The Eday Group overlies the Rousay Flagstones and represents a change to dominantly fluvial/aeolian deposition with only occasional lacustrine intervals. The Eday Group consists of three sandstone units, the lower, middle and upper Eday Sandstones separated by the Eday Flagstones and Eday Marl respectively. The Eday Marl consists mainly of red and green mudstones and siltstones and is thought to have been deposited in a river floodplain environment. Locally pseudomorphs of halite have been found and rarely marine microfossils (scolecodonts) indicating that the basin was affected by occasional marine incursions at this time. 

I think we can also assume that the geologists have failed to find any sort of match between the Altar Stone samples (supposed) and the rocks of Vestra Fiold and Cruaday.  If they had found a match, the banner headlines would have been even larger than they already are!

To be continued.  More on the technical stuff as soon as we can manage........


====================




ABSTRACT

Understanding the provenance of megaliths used in the Neolithic stone circle at

Stonehenge, southern England, gives insight into the culture and connectivity of

prehistoric Britain.
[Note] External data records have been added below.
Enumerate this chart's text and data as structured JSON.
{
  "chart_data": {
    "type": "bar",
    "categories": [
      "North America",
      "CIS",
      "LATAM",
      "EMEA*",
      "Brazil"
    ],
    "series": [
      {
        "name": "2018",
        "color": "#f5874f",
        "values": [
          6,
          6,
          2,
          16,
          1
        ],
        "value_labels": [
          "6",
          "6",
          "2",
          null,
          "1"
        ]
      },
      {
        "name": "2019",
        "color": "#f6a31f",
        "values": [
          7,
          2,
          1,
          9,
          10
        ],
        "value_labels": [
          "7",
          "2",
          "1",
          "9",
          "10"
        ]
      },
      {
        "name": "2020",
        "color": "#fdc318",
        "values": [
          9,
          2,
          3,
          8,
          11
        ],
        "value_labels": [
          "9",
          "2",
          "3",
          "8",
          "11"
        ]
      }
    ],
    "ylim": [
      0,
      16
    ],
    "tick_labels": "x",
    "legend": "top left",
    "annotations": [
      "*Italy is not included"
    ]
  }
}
The source of the Altar Stone, the central recumbent sandstone

megalith, has remained unknown, with recent work discounting an Anglo-Welsh

Basin origin.  Here we present the age and chemistry of detrital zircon, apatite and

rutile grains from within fragments of the Altar Stone. The detrital zircon load largely

comprises Mesoproterozoic and Archaean sources, whereas rutile and apatite are

dominated by a mid-Ordovician source. The ages of these grains indicate derivation

from an ultimate Laurentian crystalline source region that was overprinted by

Grampian (around 460 million years ago) magmatism. Detrital age comparisons

to sedimentary packages throughout Britain and Ireland reveal a remarkable

similarity to the Old Red Sandstone of the Orcadian Basin in northeast Scotland.

Such a provenance implies that the Altar Stone, a 6 tonne shaped block, was sourced

at least 750 km from its current location. The difficulty of long-distance overland

transport of such massive cargo from Scotland, navigating topographic barriers,

suggests that it was transported by sea. Such routing demonstrates a high level of

societal organization with intra-Britain transport during the Neolithic period.